In the beginning, there was a lot of talk about open offices producing more collaborative environments, and I'm willing to give this charitable credence and believe that some people might really have thought that at the time. It was an emerging idea and the complete ramifications were not really understood.

These days though, I don't think anyone ingenuous would defend that idea anymore — it's all about money, and this is doubly so in dense tech hot spots like San Francisco where real estate commands a huge premium.

My large company is entirely open office, and has even been known to downsize standard desk size in order to get more of them into the same area. It's annoying, and there's no question that it creates a large productivity tax (desks are packed tightly enough that even a small group of people having a conversation at normal voice levels three rows over is pretty disrupting), but it mostly works, and giving everyone their own office in our central location would be pretty much financially infeasible. You learn to start working around it as best you can with sound insulating headphones, working from home where possible, or even reserving the occasional meeting room when you can.

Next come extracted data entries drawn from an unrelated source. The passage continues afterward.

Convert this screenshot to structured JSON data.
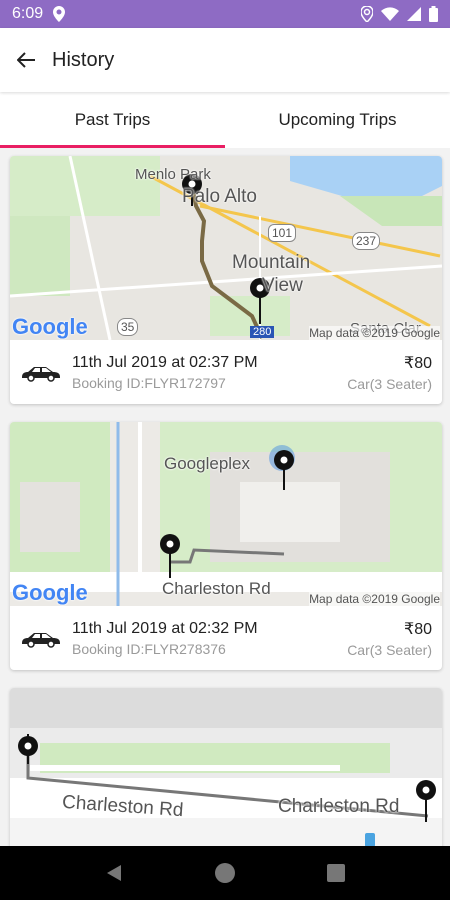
{
  "status": {
    "time": "6:09"
  },
  "header": {
    "title": "History"
  },
  "tabs": [
    {
      "label": "Past Trips"
    },
    {
      "label": "Upcoming Trips"
    }
  ],
  "trips": [
    {
      "date": "11th Jul 2019 at 02:37 PM",
      "booking": "Booking ID:FLYR172797",
      "price": "₹80",
      "type": "Car(3 Seater)",
      "map": {
        "labels": [
          "Menlo Park",
          "Palo Alto",
          "Mountain",
          "View",
          "101",
          "237",
          "35",
          "280",
          "Santa Clar"
        ],
        "google": "Google",
        "mapdata": "Map data ©2019 Google"
      }
    },
    {
      "date": "11th Jul 2019 at 02:32 PM",
      "booking": "Booking ID:FLYR278376",
      "price": "₹80",
      "type": "Car(3 Seater)",
      "map": {
        "labels": [
          "Googleplex",
          "Charleston Rd"
        ],
        "google": "Google",
        "mapdata": "Map data ©2019 Google"
      }
    },
    {
      "map": {
        "labels": [
          "Charleston Rd",
          "Charleston Rd"
        ]
      }
    }
  ],
  "colors": {
    "accent": "#e91e63",
    "status_bar": "#8e6bc4",
    "route": "#7a6a45"
  }
}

I find some comedy in the fact that my parent's generation used to complain non-stop about being ousted form their offices and into cubicle farms. These days, my generation would kill for cubicles. Even a couple drawers to store a few personal items are a fantasy at this point.

1 comments

I work in an open office and it is clearly more collaborative than if we were all in separate rooms. You can easily talk to people about things and interested parties often overhear and join the discussion when they wouldn't have even known it was happening otherwise.

Also, being honest, I'd totally waste more time browsing the news if I had my own office.

The key is:

1. Have plenty of space per person. We have big desks and are only at about 60% occupancy at the moment.

2. Don't make the offices enormous. I'd say never more than 100 people in one room. Ideally less.

3. Good acoustics. Carpets are essential.

I used to work for Dyson and they had 1000 people (no joke, I counted) in one enormous office (actually it was a repurposed factory building) with no sound absorbing material at all and it was awful. Current company is just insanely better.

The only issue I have is there is one guy with a really loud and penetrating voice... But it's not a deal breaker.